Dentists and paediatricians in Lismore and Ballina say tooth decay among young children is at Third-World levels.
The situation has prompted the Australian Dental Association to urge the federal government to use its influence to force councils swayed by ''fringe groups who peddle fear … and conspiracy theories'' to embrace water fluoridation.
In a statement intended to make water fluoridation an election issue, the association's federal president, Karin Alexander, said the government needed to make fluoridation of drinking water a condition of funding for all states and territories, particularly NSW and Queensland, or face a rising tide of child dental emergencies.
''Political parties [need] to have the guts to get into the debate, show some leadership and back the science and the experts to improve the dental health of all Australians.''
Ballina dentist Stephen Enright said he knew of many children as young as three who had had all or half their rotten teeth removed under general anaesthetic in local hospitals.
''You don't have to go to Nepal to work in a Third-World environment, you just come to Ballina or Lismore or one of the northern rivers public dental clinics,'' Dr Enright said.
Figures provided exclusively to Fairfax Media by NSW Health on Friday confirmed the rate of hospital admissions for the removal or restoration of teeth among children aged up to four in the Northern NSW Local Health District was 563.5 per 100,000 children a year - about 93 children.
In contrast, the average across NSW is 331.1 per 100,000.
This district includes some towns with fluoride but most of the population resides in towns with no fluoridated water, including Lismore, Byron Bay and Ballina. A fortnight ago, Lismore voted against adding fluoride to the water, though a motion to reverse that will be debated this month.

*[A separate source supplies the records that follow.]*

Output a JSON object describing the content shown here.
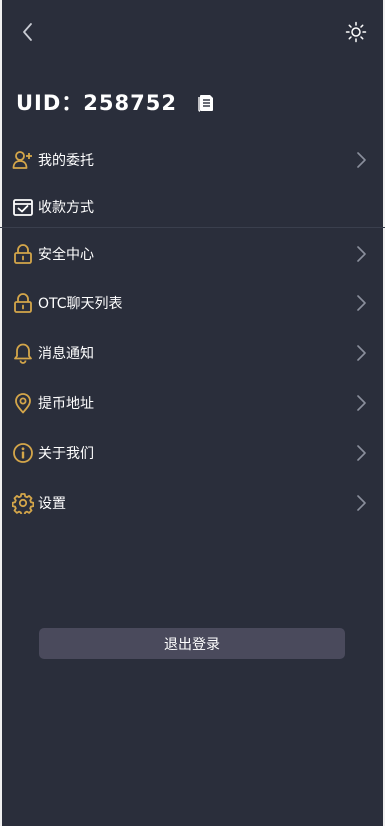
{
  "header": {
    "back_icon": "chevron-left-icon",
    "theme_icon": "sun-icon"
  },
  "profile": {
    "uid_text": "UID：258752",
    "copy_icon": "copy-icon"
  },
  "menu": [
    {
      "id": "my-orders",
      "label": "我的委托",
      "icon": "user-plus-icon",
      "chevron": true
    },
    {
      "id": "payment-methods",
      "label": "收款方式",
      "icon": "card-check-icon",
      "chevron": false
    },
    {
      "id": "security-center",
      "label": "安全中心",
      "icon": "lock-icon",
      "chevron": true
    },
    {
      "id": "otc-chat-list",
      "label": "OTC聊天列表",
      "icon": "lock-icon",
      "chevron": true
    },
    {
      "id": "notifications",
      "label": "消息通知",
      "icon": "bell-icon",
      "chevron": true
    },
    {
      "id": "withdraw-address",
      "label": "提币地址",
      "icon": "location-pin-icon",
      "chevron": true
    },
    {
      "id": "about-us",
      "label": "关于我们",
      "icon": "info-icon",
      "chevron": true
    },
    {
      "id": "settings",
      "label": "设置",
      "icon": "gear-icon",
      "chevron": true
    }
  ],
  "logout_label": "退出登录",
  "colors": {
    "background": "#2a2e3b",
    "accent_gold": "#d4a64a",
    "text": "#ffffff",
    "muted": "#8a8f9c",
    "button": "#4a4a5c"
  }
}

Ballina Shire Council voted to proceed, defeating anti-fluoride activists.
Byron remains opposed to the addition of fluoride. The issue is expected to be debated at the Local Government Association annual meeting next month.

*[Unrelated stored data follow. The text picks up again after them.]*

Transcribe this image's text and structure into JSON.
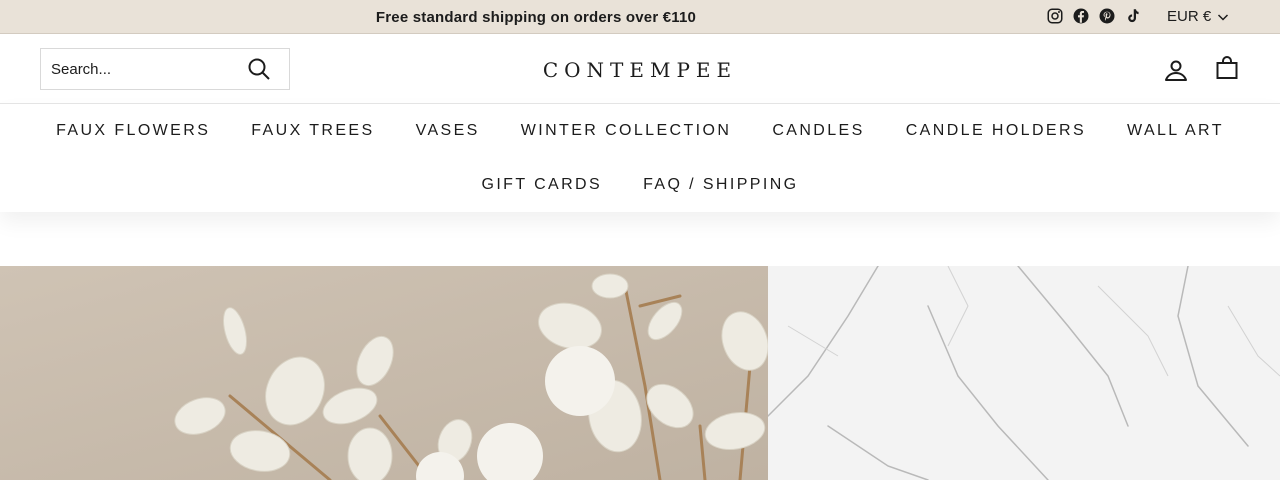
{
  "announcement": {
    "text": "Free standard shipping on orders over €110"
  },
  "social": [
    "instagram-icon",
    "facebook-icon",
    "pinterest-icon",
    "tiktok-icon"
  ],
  "currency": {
    "label": "EUR €"
  },
  "search": {
    "placeholder": "Search..."
  },
  "logo": {
    "text": "CONTEMPEE"
  },
  "nav": {
    "row1": [
      "FAUX FLOWERS",
      "FAUX TREES",
      "VASES",
      "WINTER COLLECTION",
      "CANDLES",
      "CANDLE HOLDERS",
      "WALL ART"
    ],
    "row2": [
      "GIFT CARDS",
      "FAQ / SHIPPING"
    ]
  },
  "colors": {
    "announcement_bg": "#e9e2d8",
    "text": "#1c1c1c",
    "hero_left_bg": "#cbbfb0",
    "hero_right_bg": "#f3f3f3"
  }
}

It is not just the very young children who are going to hospital at high rates for mass extraction of rotten teeth, local experts say.
A few days ago, an eight-year-old child underwent a general anaesthetic at Lismore Base Hospital to have 12 rotten teeth extracted.

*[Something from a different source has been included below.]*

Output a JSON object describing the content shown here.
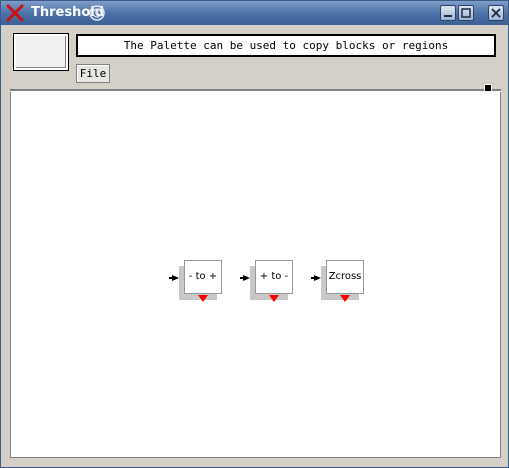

While there are risks associated with general anaesthetic and invasive surgery, there is no evidence fluoride is dangerous for a child, experts say.
Lismore paediatrician Chris Ingall said the rate of dental decay in the region was ''extremely high'', especially among children from lower socio-economic backgrounds.
''These are children who we have to refer to dental clinics to remove half their primary [baby] teeth because they are rotten,'' he said.
The public dental clinics cannot keep up; each has a waiting list of more than 100 children.
Dr Ingall said most people did not realise this level of tooth decay caused medical problems, including stunted growth because young children could not chew nutritious foods, and premature births.